Alpha

'Alpha'
Houseleek
or Stone Rose


"All Houseleeks known
Possess a charm that's quite their own."

-Walter Ingwersen,
1943

   

The houseleek variety 'Alpha' aka 'Aipha' has very red leaves in autumn, chocolate colored in winter, & bluish green darkening to red spring through summer.

It has such tight little leaves in each medium-sized rosette that it almost looks like a pile of reddish brown pompoms. It has a whisper of cobwebbing derived from the Cobweb Houseleek S. arachnoideum in its hybrid history. Its other key parent was S. tectorum, the common or roof houseleek.

AlphaThis is a popular old strain in its own right, as well as a parent of many later hybrids. It was developed by Georg Arends (1863-1952). His three most important achievements with semperviva are 'Alpha,' 'Beta,' & 'Gamma,' introduced to gardening in 1929.

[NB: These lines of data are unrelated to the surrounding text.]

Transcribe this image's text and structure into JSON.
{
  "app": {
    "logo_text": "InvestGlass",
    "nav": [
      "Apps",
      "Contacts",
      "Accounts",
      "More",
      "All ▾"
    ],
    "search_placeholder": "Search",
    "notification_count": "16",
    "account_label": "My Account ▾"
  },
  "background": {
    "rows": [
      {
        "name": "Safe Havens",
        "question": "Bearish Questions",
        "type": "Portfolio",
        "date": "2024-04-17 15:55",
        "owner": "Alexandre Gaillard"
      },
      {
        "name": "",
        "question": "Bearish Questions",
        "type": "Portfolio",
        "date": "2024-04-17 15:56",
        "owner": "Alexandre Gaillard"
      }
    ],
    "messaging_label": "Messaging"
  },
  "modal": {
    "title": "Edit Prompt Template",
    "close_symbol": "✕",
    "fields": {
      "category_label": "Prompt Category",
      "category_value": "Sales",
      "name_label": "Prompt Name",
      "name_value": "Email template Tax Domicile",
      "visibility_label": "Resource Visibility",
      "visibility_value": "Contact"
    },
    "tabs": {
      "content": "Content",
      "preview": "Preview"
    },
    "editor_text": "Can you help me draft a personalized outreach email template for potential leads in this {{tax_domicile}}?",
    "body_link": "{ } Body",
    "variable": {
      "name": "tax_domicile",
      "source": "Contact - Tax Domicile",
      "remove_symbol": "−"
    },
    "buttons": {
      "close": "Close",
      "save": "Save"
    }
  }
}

Georg Arends founded a world-famed nursery in Ronsdorf, Germany, in 1888. There is a famous pink rose named Georg Arends, as well as a bright rose-red Azalea, plus other plants baring his name. We have in our garden a monkshood that bares his name, A. carmichaelii 'Arendsii.'

Houseleeks were believed to reflect the shape & appearance the eyes of the god Thor or Jupiter, hence sometimes called Jupiter's Eyes or the Bullock's Eyes.

AlphaThe names Thor's Beard, Thorsbeard, Thunderbeard, or Jovibarba may not at first be as obvious in its origin. The "beard" is the phalic flower-stalk which for "Alpha" rises out of the houseleeks in June.

Just such a phallic stalk can be seen in the second photo. Beard & phallus are no longer considered similar in nature, but they once were, & beards were often tied round with ribbons to stiffen them into long phalluses of the chin, akin to those worn by Pharaohs.

The phallic meaning of houseleeks was recalled in folk belief, it being a practice to grow houseleeks at the front door so that they would be the first thing a man saw when he returned from the fields. This was believed to increase the sexual prowess of the man of the house, for which reason houseleeks were known in Dorset as "Welcome Husband."

By July the phallic appearance is over, & the head of the stalk bursts into glorious bright pink blooms, as in the third photo.

In Scotland they were called, among other names, Foose or Fows, which is a wheel; & rustics of Ireland & Scotland perceived something of the Moon in the roundness of the rosettes, associating houseleeks with moon-magic, fancying the plant mystically capable of deflecting black sorcery.